За последние десять лет у нас сложилась новая историческая общность — свои в мемориальную доску. После смены политического режима и властного караула откуда ни возьмись здания запестрели памятными табличками. «Известный врач», «талантливый художник», «выдающийся государственный деятель», «видный кинорежиссер»… А врач был известен в своем участке. А художник… извините, о покойнике кто скажет плохо — язык отсохнет. Выдающийся государственный деятель, видный кинорежиссер или музыкант, писатель… Люди эти — так себе, серединка на половинку. Хилое наследие, малокровные произведения, которые никто не слушает, не читает, не смотрит...

В одной только армянской столице за десять лет были прибиты и навешаны 92 мемориальные доски — известным, малоизвестным и почти никому не известным. Гуляя по одной из главных улиц, я остановился у жилого дома, сплошь усеянного мемориальными таблицами многократного умножения заслуг отошедших в мир иной. Штук этак десять мраморных знаков — каждый килограммов под пятьдесят — отягощали бедный дом, грозя обвалом облицовочных камней.

Сеанс одновременной игры в нетленность на десяти мемориальных досках. Интересно, так ли отмечен фасад знаменитого московского дома на набережной? Есть ли нечто подобное на Крещатике или на Невском проспекте? Или только у нас, на знойном юге, обуяны мемориальной вакханалией?

Стены тщеславия живых и их кичливости. Стены, где цветут все цветы спеси и фамильного гонора, — своеобразные дацыбао армянской культурной революции.
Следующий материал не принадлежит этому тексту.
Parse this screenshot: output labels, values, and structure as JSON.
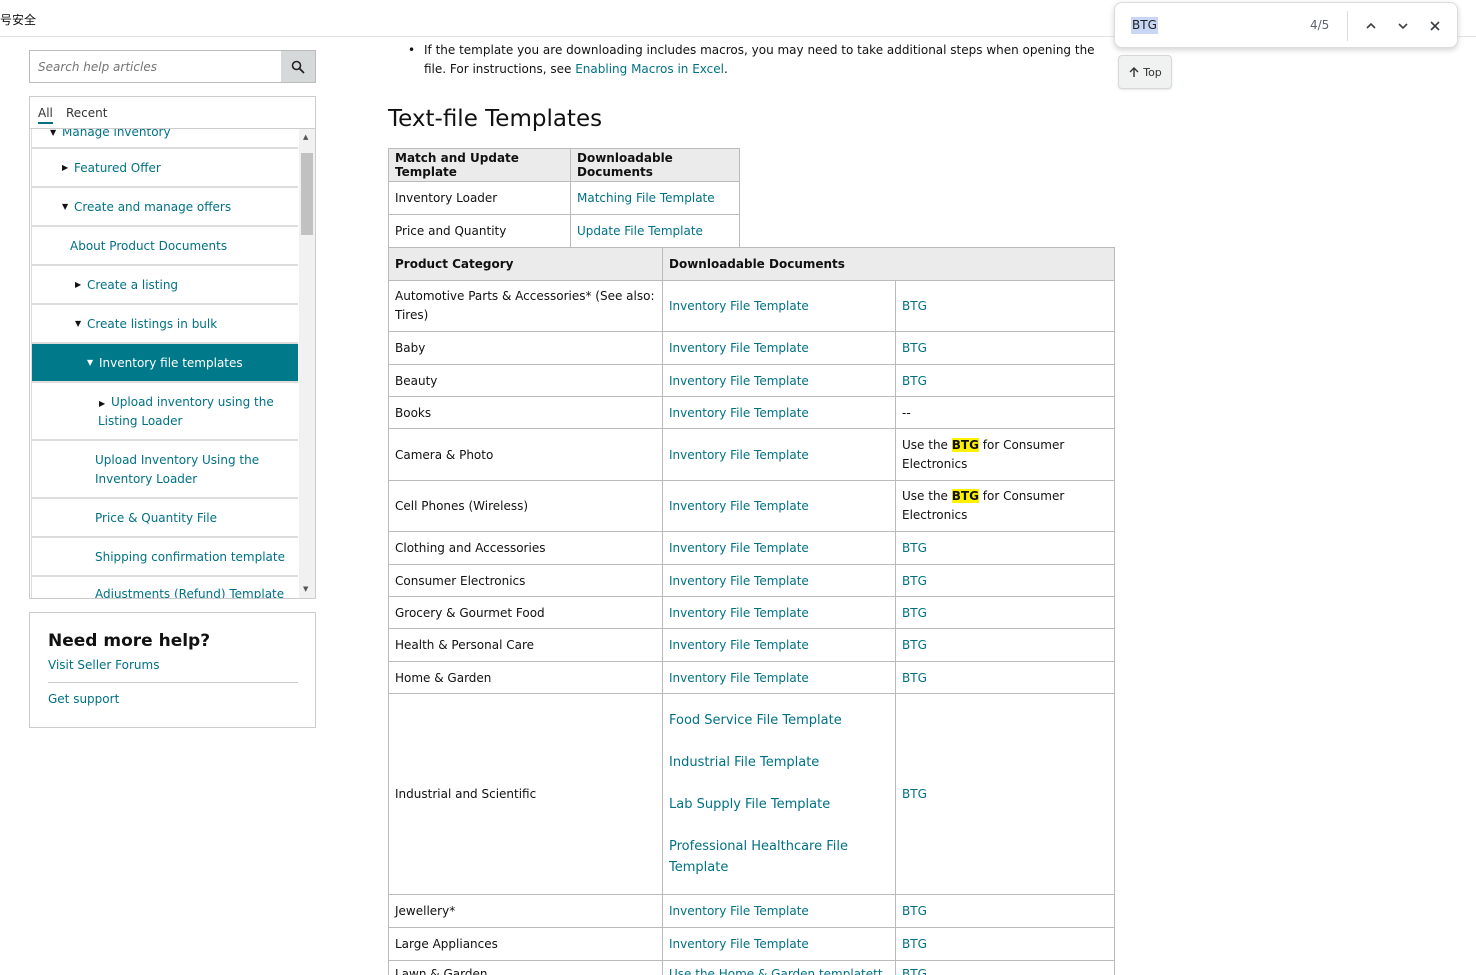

Увековечением памяти знаменитых ереванцев занимается комиссия при мэрии из деятелей науки и культуры, президентской службы и т.д. Лишь спустя три года после смерти комиссия рассматривает заявки семьи, госучреждений, научных и творческих коллективов на установление памятных знаков. Считается, что этот срок достаточен, чтобы проверить, выдержал ли испытание на вечную признательность покинувший сей бренный мир. И только по истечении трех лет проходит зачисление в круг бессмертных.

Этой комиссии при мэрии не позавидуешь, она держит оборону, как может. Напор-то ой-ой! Миловидный секретарь комиссии по увековечению памяти Ирина Мамиконовна Григорян поведала о случае, когда любой ценой хотели поставить… памятник боевому другу по карабахской войне. «Чтобы памятник стоял перед кинотеатром! Наш брат — на коне, а конь взвился на дыбы от гордости, что носит героя!».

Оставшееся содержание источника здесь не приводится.